Which of course is why I’m up to nearly one thousand word saying all this. Um, lol…
Hearing that Vanessa Carlton song the other day, and then hearing it again a few times more, made me want to make up a playlist of all the songs that I probably think – on some level – that I should hate. I used to really dig into the term: Guilty Pleasure. But I’m too old for guilt. And I know that life doesn’t always bring you pleasure. So why not just like what you like, right? And just like it when you can.
There are songs that I love by artists I don’t care about at all. I haven’t investigated them further and I never will. There are songs that maybe I shouldn’t like – which is to say they don’t really fit in with the styles I generally go for, or the sort of music listener I generally figured myself to be.
Sometimes I just got batted over the head by a cheesy ballad because I worked in a store selling books and Xmas junk and the same song every day delivered in the same way became some sense of order. Sometimes I just heard the hook and loved it but felt I should never say so because it wasn’t ‘cool’. Sometimes it felt cool to be uncool or it was uncool to be cool or, erm, well, you can see how I thought Vanessa Carlton and Michelle Branch was the same person…
So, I sat down the other day and made this playlist. It’s called I Don’t Hate These Songs!
And that’s the gist. That’s it. These are all songs I don’t hate. But maybe you thought I would. And maybe – at some point – I thought I did. It didn’t take me long to assemble this random selection. In twenty minutes or so I had 70 songs and nearly five hours of music. That’s one hell of a car-ride. It might actually be your idea of hell. But you should dive in (or drive off) and find out.
It's a separate conversation for another day entirely about how I could nearly-instantly recall 70 songs I like in a guilty-pleasure kinda way.
I thought it was a bit of fun to ‘own’ this stuff, well, own up to it. I mean it’s just music, right?
A wise man once said, “You have to be smart enough to understand the game and dumb enough to think it matters”. (I wince to see that typed out in this context – it makes me worry about many of the days I turned up for that blog across close to a decade, punching those keys like they owed me some money).

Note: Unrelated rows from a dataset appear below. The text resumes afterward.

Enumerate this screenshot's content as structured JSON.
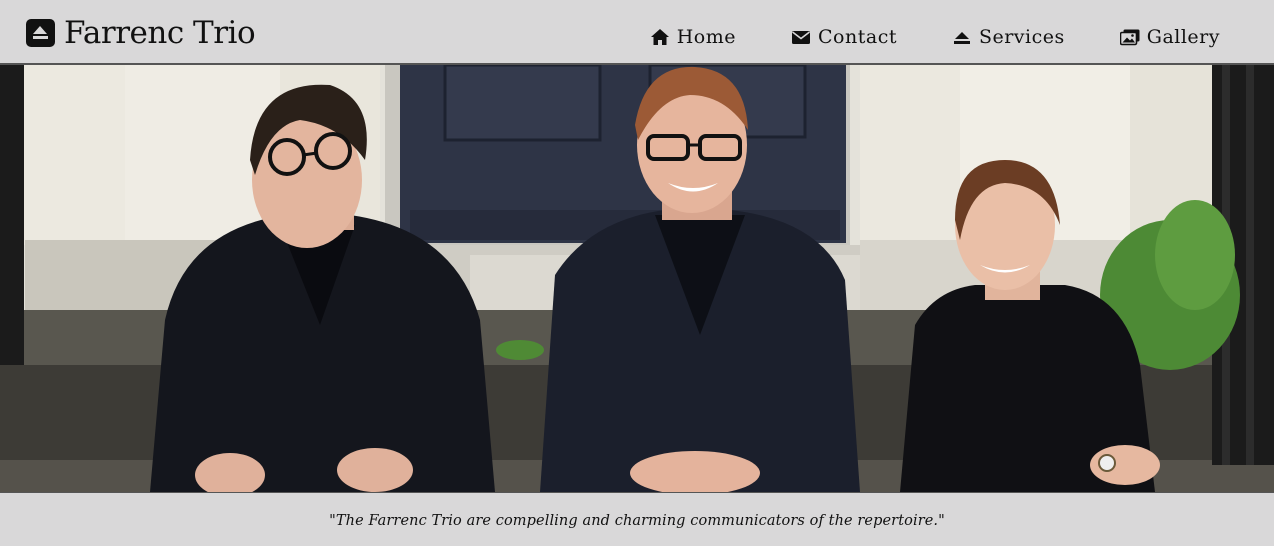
{
  "brand": {
    "name": "Farrenc Trio",
    "icon": "eject-square-icon"
  },
  "nav": {
    "items": [
      {
        "label": "Home",
        "icon": "home-icon"
      },
      {
        "label": "Contact",
        "icon": "envelope-icon"
      },
      {
        "label": "Services",
        "icon": "eject-icon"
      },
      {
        "label": "Gallery",
        "icon": "images-icon"
      }
    ]
  },
  "hero": {
    "image": "trio-photo"
  },
  "quote": {
    "text": "\"The Farrenc Trio are compelling and charming communicators of the repertoire.\""
  },
  "colors": {
    "header_bg": "#d9d8d9",
    "text": "#111111",
    "door": "#2e3446",
    "suit": "#14161d"
  }
}
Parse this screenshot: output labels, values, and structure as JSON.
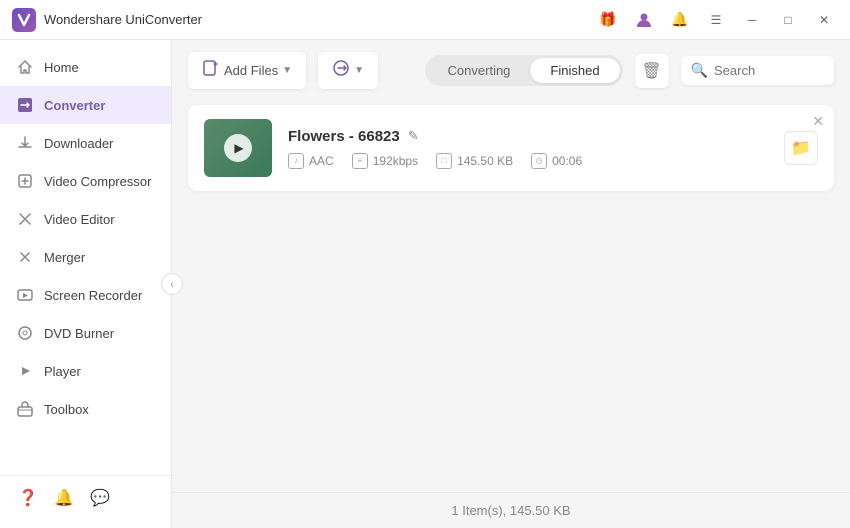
{
  "app": {
    "title": "Wondershare UniConverter",
    "logo_initial": "W"
  },
  "titlebar": {
    "gift_icon": "🎁",
    "user_icon": "👤",
    "bell_icon": "🔔",
    "menu_icon": "☰",
    "minimize_icon": "─",
    "maximize_icon": "□",
    "close_icon": "✕"
  },
  "sidebar": {
    "items": [
      {
        "id": "home",
        "label": "Home",
        "icon": "🏠",
        "active": false
      },
      {
        "id": "converter",
        "label": "Converter",
        "icon": "⬛",
        "active": true
      },
      {
        "id": "downloader",
        "label": "Downloader",
        "icon": "⬇",
        "active": false
      },
      {
        "id": "video-compressor",
        "label": "Video Compressor",
        "icon": "🗜",
        "active": false
      },
      {
        "id": "video-editor",
        "label": "Video Editor",
        "icon": "✂",
        "active": false
      },
      {
        "id": "merger",
        "label": "Merger",
        "icon": "🔗",
        "active": false
      },
      {
        "id": "screen-recorder",
        "label": "Screen Recorder",
        "icon": "🎬",
        "active": false
      },
      {
        "id": "dvd-burner",
        "label": "DVD Burner",
        "icon": "💿",
        "active": false
      },
      {
        "id": "player",
        "label": "Player",
        "icon": "▶",
        "active": false
      },
      {
        "id": "toolbox",
        "label": "Toolbox",
        "icon": "🧰",
        "active": false
      }
    ],
    "bottom_icons": [
      {
        "id": "help",
        "icon": "❓"
      },
      {
        "id": "notifications",
        "icon": "🔔"
      },
      {
        "id": "feedback",
        "icon": "💬"
      }
    ],
    "collapse_icon": "‹"
  },
  "toolbar": {
    "add_file_label": "Add Files",
    "add_file_icon": "📄",
    "convert_format_icon": "🔄",
    "tab_converting": "Converting",
    "tab_finished": "Finished",
    "trash_icon": "🗑",
    "search_placeholder": "Search",
    "search_icon": "🔍"
  },
  "files": [
    {
      "id": "flowers-66823",
      "name": "Flowers - 66823",
      "format": "AAC",
      "bitrate": "192kbps",
      "size": "145.50 KB",
      "duration": "00:06",
      "thumbnail_color_start": "#5a8a6a",
      "thumbnail_color_end": "#3a7a5a"
    }
  ],
  "status_bar": {
    "text": "1 Item(s), 145.50 KB"
  }
}
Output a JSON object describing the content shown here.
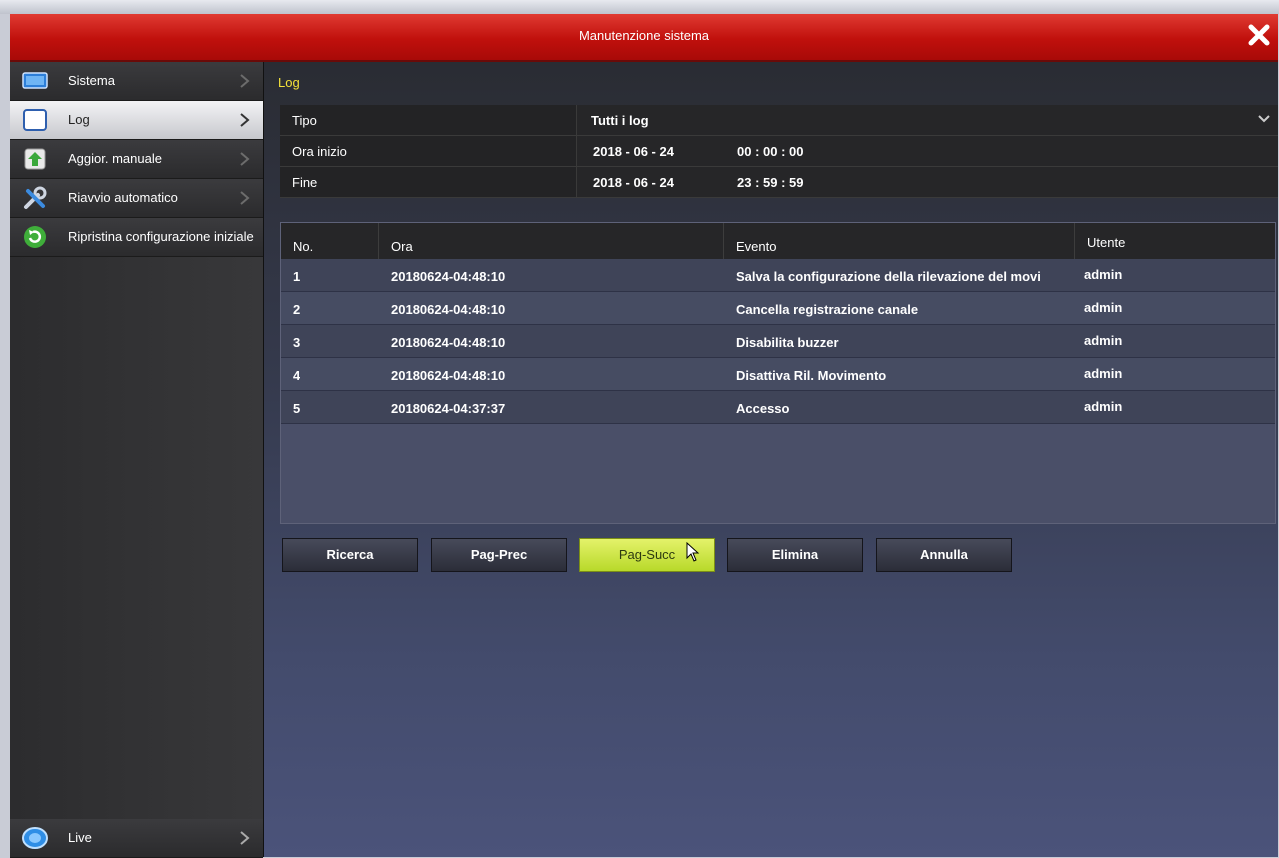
{
  "window": {
    "title": "Manutenzione sistema"
  },
  "sidebar": {
    "items": [
      {
        "label": "Sistema",
        "icon": "monitor-icon"
      },
      {
        "label": "Log",
        "icon": "log-icon"
      },
      {
        "label": "Aggior. manuale",
        "icon": "upgrade-arrow-icon"
      },
      {
        "label": "Riavvio automatico",
        "icon": "tools-icon"
      },
      {
        "label": "Ripristina configurazione iniziale",
        "icon": "restore-icon"
      }
    ],
    "live": {
      "label": "Live",
      "icon": "live-icon"
    }
  },
  "breadcrumb": "Log",
  "filters": {
    "type": {
      "label": "Tipo",
      "value": "Tutti i log"
    },
    "start": {
      "label": "Ora inizio",
      "date": "2018  -  06  -  24",
      "time": "00  :  00  :  00"
    },
    "end": {
      "label": "Fine",
      "date": "2018  -  06  -  24",
      "time": "23  :  59  :  59"
    }
  },
  "table": {
    "headers": [
      "No.",
      "Ora",
      "Evento",
      "Utente"
    ],
    "rows": [
      [
        "1",
        "20180624-04:48:10",
        "Salva la configurazione della rilevazione del movi",
        "admin"
      ],
      [
        "2",
        "20180624-04:48:10",
        "Cancella registrazione canale",
        "admin"
      ],
      [
        "3",
        "20180624-04:48:10",
        "Disabilita buzzer",
        "admin"
      ],
      [
        "4",
        "20180624-04:48:10",
        "Disattiva Ril. Movimento",
        "admin"
      ],
      [
        "5",
        "20180624-04:37:37",
        "Accesso",
        "admin"
      ]
    ]
  },
  "buttons": {
    "search": "Ricerca",
    "prev": "Pag-Prec",
    "next": "Pag-Succ",
    "delete": "Elimina",
    "cancel": "Annulla"
  },
  "colors": {
    "titlebar": "#c0100c",
    "breadcrumb": "#f5e23a",
    "highlight_button": "#d4e94a"
  }
}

But was it even a wise man that said that? You might think it was Eugene McCarthy. I certainly did. But the David Shields book I’ve just finished reading tells me it was Peter Griffin. And so, now I’m questioning everything. And, hey if I started this by talking about Vanessa Carlton I might as well end it by name-checking Peter Griffin.
Anyway, it’s Friday. And in New Zealand that means that this week it’s the start of a very long weekend. So, R.I.P Lizzie. And if you don’t like my I Don’t Hate These Songs! playlist, there’s always Vol. 83 of A Little Something For The Weekend…Sounds Good!
PS: You think Vanessa Carlton was inspired by The Proclaimers – and was also into doing a bit of quick math?
Love this article! I’ll add Ride Wit Me by Nelly to the mix along with many other grubby light weight hip hop songs from 2001/2002 … it was actually a great time for pop music and produced so many songs that I would never have admitted to liking at the time but are still on semi regular rotation. But I want to know Simon- is it ever okay to admit a secret love of the band TOOL? Or is that a step too far? Asking for a friend….
My kids are playing Rick Astley non stop it’s driving me up the wall. I can’t believe how long he’s been going for. Never Ever is a masterpiece ok.